The Ministry of Justice’s independent watchdog, the inspector’s office, typically examines allegations of mismatches from the FBI, which is then evidence of a crime, then referred to federal prosecutors, as was the case in the Bureau’s investigation into Russian interference in the 2016 presidential election.

Ms. Bondis Memo seems to have skipped the normal practice and gives investigative powers directly to the charges themselves. Furthermore, it seems to have drawn some conclusions in advance. It accuses Mr. Smith for already engaged in “weapons” and uses inflammatory language to describe a court -authorized search of Mr. Trump’s residence in Florida in August 2022 as a “unprecedented raid.”

In addition to investigating the work of specific agents and prosecutors, Mrs. Bondis Memo said, the new investigative team would also investigate other questions examined by a similarly named congress organ: The house chooses the Under Committee for Weapons from the Federal Government, led by a close ally of Mr. Trump, representative Jim Jordan of Ohio.
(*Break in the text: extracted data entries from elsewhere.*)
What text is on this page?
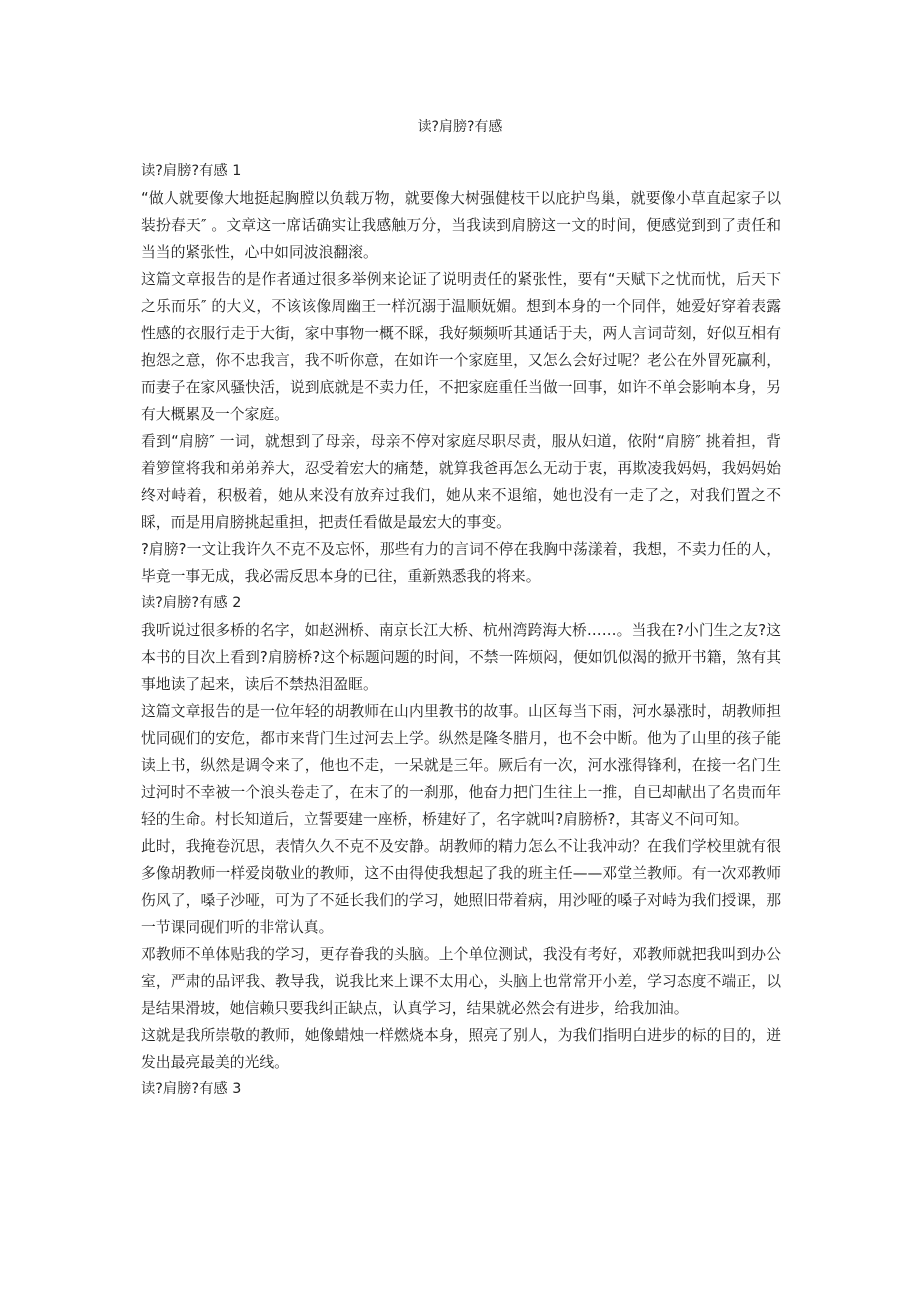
读?肩膀?有感

读?肩膀?有感 1

“做人就要像大地挺起胸膛以负载万物，就要像大树强健枝干以庇护鸟巢，就要像小草直起家子以装扮春天″ 。文章这一席话确实让我感触万分，当我读到肩膀这一文的时间，便感觉到到了责任和当当的紧张性，心中如同波浪翻滚。

这篇文章报告的是作者通过很多举例来论证了说明责任的紧张性，要有“天赋下之忧而忧，后天下之乐而乐″ 的大义，不该该像周幽王一样沉溺于温顺妩媚。想到本身的一个同伴，她爱好穿着表露性感的衣服行走于大街，家中事物一概不睬，我好频频听其通话于夫，两人言词苛刻，好似互相有抱怨之意，你不忠我言，我不听你意，在如许一个家庭里，又怎么会好过呢？老公在外冒死赢利，而妻子在家风骚快活，说到底就是不卖力任，不把家庭重任当做一回事，如许不单会影响本身，另有大概累及一个家庭。

看到“肩膀″ 一词，就想到了母亲，母亲不停对家庭尽职尽责，服从妇道，依附“肩膀″ 挑着担，背着箩筐将我和弟弟养大，忍受着宏大的痛楚，就算我爸再怎么无动于衷，再欺凌我妈妈，我妈妈始终对峙着，积极着，她从来没有放弃过我们，她从来不退缩，她也没有一走了之，对我们置之不睬，而是用肩膀挑起重担，把责任看做是最宏大的事变。

?肩膀?一文让我许久不克不及忘怀，那些有力的言词不停在我胸中荡漾着，我想，不卖力任的人，毕竟一事无成，我必需反思本身的已往，重新熟悉我的将来。

读?肩膀?有感 2

我听说过很多桥的名字，如赵洲桥、南京长江大桥、杭州湾跨海大桥……。当我在?小门生之友?这本书的目次上看到?肩膀桥?这个标题问题的时间，不禁一阵烦闷，便如饥似渴的掀开书籍，煞有其事地读了起来，读后不禁热泪盈眶。

这篇文章报告的是一位年轻的胡教师在山内里教书的故事。山区每当下雨，河水暴涨时，胡教师担忧同砚们的安危，都市来背门生过河去上学。纵然是隆冬腊月，也不会中断。他为了山里的孩子能读上书，纵然是调令来了，他也不走，一呆就是三年。厥后有一次，河水涨得锋利，在接一名门生过河时不幸被一个浪头卷走了，在末了的一刹那，他奋力把门生往上一推，自已却献出了名贵而年轻的生命。村长知道后，立誓要建一座桥，桥建好了，名字就叫?肩膀桥?，其寄义不问可知。

此时，我掩卷沉思，表情久久不克不及安静。胡教师的精力怎么不让我冲动？在我们学校里就有很多像胡教师一样爱岗敬业的教师，这不由得使我想起了我的班主任——邓堂兰教师。有一次邓教师伤风了，嗓子沙哑，可为了不延长我们的学习，她照旧带着病，用沙哑的嗓子对峙为我们授课，那一节课同砚们听的非常认真。

邓教师不单体贴我的学习，更存眷我的头脑。上个单位测试，我没有考好，邓教师就把我叫到办公室，严肃的品评我、教导我，说我比来上课不太用心，头脑上也常常开小差，学习态度不端正，以是结果滑坡，她信赖只要我纠正缺点，认真学习，结果就必然会有进步，给我加油。

这就是我所崇敬的教师，她像蜡烛一样燃烧本身，照亮了别人，为我们指明白进步的标的目的，迸发出最亮最美的光线。

读?肩膀?有感 3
One of Mr. Jordan’s former helpers, Tom Ferguson, was recently installed with the FBI as senior policy adviser, which means he will act as a key help for Kash Patel if he was confirmed as FBI director.

Mr. Jordan’s subcommittee focused on several features made by federal law enforcement during the Biden administration, which has long served as flash points for Republican indignation.

Among them was the issue of an FBI memo that suggested that certain Catholic practices were associated with extremism and the release of a separate Ministry of Justice’s memo, which Mr. Trump and others repeatedly have – and false – claimed authorized terrorism investigations by conservative parents who sent their statements at school board meetings.

Last spring, the inspector’s office released a report on 11-page memo about Catholics and said the violated professional standards but showed “no evidence of malicious intention.” It is still unclear why Mrs. Bondi has asked the working group to visit the same topic.

According to the memo, Mrs. Bondi’s office would take the lead to run the working group with the support of the Office of the Deputy Government Attorney, as Mr. Trump has said to be run by Todd Blanche, one of his former criminal defense lawyers.

Given that many of the working group’s investigative goals are in Washington, the note said it would also include representatives of the US Washington law firm. This office is currently being led by Ed Martin, a Trump Loyalist who has spent the last four years raising money for – and in some cases personally defending – January 6th defendant.